Felic shakes his head.
Ravis says, “The general wants you at South.” The wall around the Upper City has five sides; four named after the directions they roughly face and “Gate” in the middle, named after its centerpiece. The city guard’s headquarters buttress the south wall.
Livion unwraps his okono. Crab. “Why?” he says, and takes a healthy bite for appearances.
Ravis says, “I’ll take you. He’ll explain.”
Livion puts down his okono and drains his bowl. The coffee doesn’t wash away the crab. He follows Ravis past Felic, realizing that the casual observer might think he’d abandoned the Shield. Given the threat he felt yesterday, he’s grateful for the xiphos hanging beneath Ravis’s arm.
Unlike most of the buildings uphill in Hanosh, which are faced with stucco, whitewashed, and roofed with blue tile, South is a broad stone structure built out of the gray granite wall itself. Ravis leads Livion to a side door. Two guards outside recognize him and knock. A guard inside looks through a wicket, bars are removed on both sides, and the door is opened. Beyond an antechamber and a door made of iron bars, stone stairs plunge beneath the Upper City. Livion follows Ravis. The door guard locks and bars the exterior door, then unlocks the inside door. Ravis takes a lantern from the wall and starts down.
Livion doesn’t.
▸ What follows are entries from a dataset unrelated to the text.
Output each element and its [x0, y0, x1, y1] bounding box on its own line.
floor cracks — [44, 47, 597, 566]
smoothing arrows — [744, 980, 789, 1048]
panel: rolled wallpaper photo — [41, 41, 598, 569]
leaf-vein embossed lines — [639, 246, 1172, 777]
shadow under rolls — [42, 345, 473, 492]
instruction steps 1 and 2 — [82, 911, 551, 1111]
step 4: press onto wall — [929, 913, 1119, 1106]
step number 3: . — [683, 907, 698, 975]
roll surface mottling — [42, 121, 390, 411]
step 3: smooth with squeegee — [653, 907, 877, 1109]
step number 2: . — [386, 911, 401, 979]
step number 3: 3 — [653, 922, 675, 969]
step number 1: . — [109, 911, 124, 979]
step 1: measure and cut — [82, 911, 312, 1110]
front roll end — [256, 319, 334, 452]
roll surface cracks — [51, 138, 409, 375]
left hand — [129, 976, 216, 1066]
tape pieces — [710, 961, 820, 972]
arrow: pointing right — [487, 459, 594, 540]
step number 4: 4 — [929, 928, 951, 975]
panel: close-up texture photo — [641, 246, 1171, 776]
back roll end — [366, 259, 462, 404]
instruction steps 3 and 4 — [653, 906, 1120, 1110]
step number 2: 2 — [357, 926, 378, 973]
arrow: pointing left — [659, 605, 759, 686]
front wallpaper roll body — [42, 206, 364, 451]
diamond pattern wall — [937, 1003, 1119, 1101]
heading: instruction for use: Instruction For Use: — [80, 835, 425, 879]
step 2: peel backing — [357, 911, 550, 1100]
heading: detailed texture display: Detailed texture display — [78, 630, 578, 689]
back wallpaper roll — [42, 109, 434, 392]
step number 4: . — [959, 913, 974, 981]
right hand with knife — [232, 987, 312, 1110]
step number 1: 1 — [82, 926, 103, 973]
He says, “Why aren’t we going in the front?”
“The general will meet us at the cells,” Ravis says.
“Keep moving,” the door guard says. “Can’t keep the door open all day.”
This doesn’t feel right.
“Afraid of the stench?” the door guard says. “It’ll get worse below, but after a few minutes you won’t even smell it. Your partner will, though. Tougher to get out of your clothes than blood.” He laughs. “Go.”
Livion can’t see how he could refuse. He descends.
The stairs turn twice before entering a vaulted room with a damp flagstone floor. Ravis says, “We’ll wait here” and sets the lantern on a small table beside, unbelievably, the remnants of someone’s breakfast. Boiled rat, which a live rat is gorging itself on. The lantern doesn’t concern it. Livion is regretting that one bite of okono.